The article by J. Phillips and S. Vassiliadis, entitled “High-performance 3-1 interlock collapsing ALUs”, IEEE Transactions on computers, 43(3) March 1994, proposes a techniques which employs a 3-input ALU that can collapse up to three dependent instructions, a dependent instruction being an instruction which has an input operand which is dependent on the results of a preceding instruction. However, this approach has a number of drawbacks, in that only a limited number of dependent instructions can be managed, and the specialised ALU device only allows a specific number of patterns to be catered for.
The article by N. Clark, M. Kudlur, H. Park, S. Mahlke, K. Flautner entitled “Application-Specific Processing on a General-Purpose Core via Transparent Instruction Set Customization”, International Symposium on Microarchitecture (Micro-37)—2004, describes a transparent instruction set customisation technique, in which a subgraph accelerator is used alongside a general purpose processor. Thus, a fixed processor design is maintained and the instructions set is unaltered. In accordance with this technique, subgraphs are identified and control is generated on-the-fly to map and execute data flow subgraphs on the accelerator. This avoids the need to explicitly change the instruction set. Subgraphs in the program can be discovered offline using a compiler, through binary translation, or online using a more heavy-weight dynamic optimiser. The technique proposed in this article allows the mapping of larger data flow subgraphs onto the accelerator, referred to in that article as a Custom Compute Accelerator (CCA). The CCA consists of an array of functional units of predefined patterns. However, the CCA is limited to a maximum number of dependent instructions according to the predefined shape of the CCA and the interconnection network. The CCA must either be sufficiently large to cover all desired subgraphs of the application, or can alternatively be made smaller but for specialised applications.
In the article by S. Yehia and O. Temam, entitled “From sequences of Dependent Instructions to Functions: An approach for Improving Performance without ILP or Speculation”, 31st International Symposium on Computer Architecture, 2004, a technique is proposed for collapsing sequences of dependent instructions on a bit-level configurable device associated with a ripple carry generation network. The technique described is based on configurable look-up tables (LUTs) but the approach proposed in the above article suffers from two major drawbacks. First, the proposed device is similar to a Field Programmable Gate Array (FPGA) because of its fine grain configurability at the bit level. Due to the complex hardware and interconnection network, this bit level approach makes the device too slow. Furthermore, because each bit of the output requires a configuration, the device requires very large configuration which is inefficient.
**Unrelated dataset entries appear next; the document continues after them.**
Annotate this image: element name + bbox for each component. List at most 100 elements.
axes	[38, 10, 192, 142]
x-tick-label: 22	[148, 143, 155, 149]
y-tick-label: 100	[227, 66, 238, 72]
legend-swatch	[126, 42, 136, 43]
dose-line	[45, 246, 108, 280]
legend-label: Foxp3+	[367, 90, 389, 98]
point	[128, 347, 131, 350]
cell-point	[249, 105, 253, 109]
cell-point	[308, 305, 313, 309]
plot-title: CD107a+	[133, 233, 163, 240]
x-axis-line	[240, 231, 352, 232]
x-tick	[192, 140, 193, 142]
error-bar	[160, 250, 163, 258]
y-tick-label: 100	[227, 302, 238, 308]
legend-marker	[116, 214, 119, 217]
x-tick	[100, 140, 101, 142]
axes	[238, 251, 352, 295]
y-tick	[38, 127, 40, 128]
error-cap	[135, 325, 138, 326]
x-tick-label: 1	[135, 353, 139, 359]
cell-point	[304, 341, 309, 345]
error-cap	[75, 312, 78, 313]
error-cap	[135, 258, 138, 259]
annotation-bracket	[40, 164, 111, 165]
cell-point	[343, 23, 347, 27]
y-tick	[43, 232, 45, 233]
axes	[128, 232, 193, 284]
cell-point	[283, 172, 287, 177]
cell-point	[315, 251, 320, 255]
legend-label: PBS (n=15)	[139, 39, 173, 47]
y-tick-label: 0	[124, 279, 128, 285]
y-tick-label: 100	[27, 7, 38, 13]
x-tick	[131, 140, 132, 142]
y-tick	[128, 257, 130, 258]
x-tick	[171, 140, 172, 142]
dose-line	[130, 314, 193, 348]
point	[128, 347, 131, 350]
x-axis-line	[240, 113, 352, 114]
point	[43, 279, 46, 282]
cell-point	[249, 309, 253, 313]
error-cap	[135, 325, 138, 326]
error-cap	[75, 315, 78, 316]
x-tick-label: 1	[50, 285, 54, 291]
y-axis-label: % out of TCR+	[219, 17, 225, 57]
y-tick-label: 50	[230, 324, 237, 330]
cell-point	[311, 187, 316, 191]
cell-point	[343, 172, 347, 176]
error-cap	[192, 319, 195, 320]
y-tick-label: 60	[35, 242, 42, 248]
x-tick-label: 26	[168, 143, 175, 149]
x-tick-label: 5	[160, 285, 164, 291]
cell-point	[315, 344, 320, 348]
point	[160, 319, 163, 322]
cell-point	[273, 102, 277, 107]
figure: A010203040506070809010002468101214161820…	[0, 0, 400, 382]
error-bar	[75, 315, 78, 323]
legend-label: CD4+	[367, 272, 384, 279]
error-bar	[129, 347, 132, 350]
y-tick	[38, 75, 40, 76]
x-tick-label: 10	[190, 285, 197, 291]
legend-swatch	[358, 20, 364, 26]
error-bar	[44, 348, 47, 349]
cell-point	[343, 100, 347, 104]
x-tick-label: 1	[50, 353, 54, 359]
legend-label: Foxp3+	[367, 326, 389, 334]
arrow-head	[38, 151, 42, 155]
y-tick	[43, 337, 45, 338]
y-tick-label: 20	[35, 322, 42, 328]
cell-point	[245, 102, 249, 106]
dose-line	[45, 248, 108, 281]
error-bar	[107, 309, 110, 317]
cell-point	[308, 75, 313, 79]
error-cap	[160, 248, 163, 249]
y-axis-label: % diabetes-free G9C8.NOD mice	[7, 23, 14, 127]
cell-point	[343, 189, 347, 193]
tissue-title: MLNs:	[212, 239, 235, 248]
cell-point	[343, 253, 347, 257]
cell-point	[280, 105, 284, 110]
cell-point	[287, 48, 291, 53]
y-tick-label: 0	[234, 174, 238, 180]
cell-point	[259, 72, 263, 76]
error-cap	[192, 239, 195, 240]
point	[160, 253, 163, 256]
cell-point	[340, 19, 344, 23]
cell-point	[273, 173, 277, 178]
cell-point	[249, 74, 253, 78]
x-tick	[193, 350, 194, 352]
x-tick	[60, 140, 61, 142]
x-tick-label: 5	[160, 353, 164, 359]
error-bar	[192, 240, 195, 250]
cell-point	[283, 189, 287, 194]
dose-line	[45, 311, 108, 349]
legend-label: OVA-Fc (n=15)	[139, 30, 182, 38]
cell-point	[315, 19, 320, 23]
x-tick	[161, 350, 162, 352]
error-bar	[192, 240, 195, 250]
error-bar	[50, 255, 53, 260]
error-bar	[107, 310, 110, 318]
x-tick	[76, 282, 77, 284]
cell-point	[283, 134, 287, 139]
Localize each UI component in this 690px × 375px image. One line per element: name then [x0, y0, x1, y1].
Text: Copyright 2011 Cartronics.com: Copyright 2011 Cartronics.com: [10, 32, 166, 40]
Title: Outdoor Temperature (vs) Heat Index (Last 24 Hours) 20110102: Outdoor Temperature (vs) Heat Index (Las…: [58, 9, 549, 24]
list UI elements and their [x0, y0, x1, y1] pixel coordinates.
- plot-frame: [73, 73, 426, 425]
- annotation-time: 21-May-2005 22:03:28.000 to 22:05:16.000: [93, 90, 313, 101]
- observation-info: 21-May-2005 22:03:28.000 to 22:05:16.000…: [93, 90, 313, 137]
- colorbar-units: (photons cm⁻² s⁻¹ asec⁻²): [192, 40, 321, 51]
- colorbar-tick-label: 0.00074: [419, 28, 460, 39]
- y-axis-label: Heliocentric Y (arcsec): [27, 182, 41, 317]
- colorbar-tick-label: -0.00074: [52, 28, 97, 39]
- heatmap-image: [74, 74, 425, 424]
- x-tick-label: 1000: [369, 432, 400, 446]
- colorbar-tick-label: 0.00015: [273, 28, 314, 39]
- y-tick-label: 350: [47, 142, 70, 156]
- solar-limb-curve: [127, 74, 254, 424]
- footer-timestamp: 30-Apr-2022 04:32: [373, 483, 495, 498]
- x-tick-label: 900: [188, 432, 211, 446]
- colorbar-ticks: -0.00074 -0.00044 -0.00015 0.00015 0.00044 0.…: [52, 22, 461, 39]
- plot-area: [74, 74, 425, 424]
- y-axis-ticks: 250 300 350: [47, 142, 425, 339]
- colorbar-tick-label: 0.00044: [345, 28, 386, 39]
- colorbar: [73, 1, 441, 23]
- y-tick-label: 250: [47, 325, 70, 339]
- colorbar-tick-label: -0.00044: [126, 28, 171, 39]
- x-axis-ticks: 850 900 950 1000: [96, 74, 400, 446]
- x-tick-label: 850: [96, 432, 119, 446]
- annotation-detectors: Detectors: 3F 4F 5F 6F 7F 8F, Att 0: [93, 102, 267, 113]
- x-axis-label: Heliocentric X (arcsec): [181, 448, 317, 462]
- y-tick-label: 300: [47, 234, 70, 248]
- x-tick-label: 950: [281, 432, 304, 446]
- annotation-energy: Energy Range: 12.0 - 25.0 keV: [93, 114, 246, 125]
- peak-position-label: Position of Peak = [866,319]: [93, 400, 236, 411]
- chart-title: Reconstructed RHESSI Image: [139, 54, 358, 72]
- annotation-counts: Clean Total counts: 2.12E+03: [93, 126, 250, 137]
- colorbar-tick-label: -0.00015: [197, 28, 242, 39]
Secondly, the technique proposed for generating the configuration of every output bit requires substantial hardware or software resources and must be done offline with respect to execution.
Given the above, it would be desirable to provide an improved technique for transparent instruction set customisation, which allows the accelerator to execute larger chains of dependent instructions, and which allows a more efficient and straightforward technique for generating configurations for the accelerator.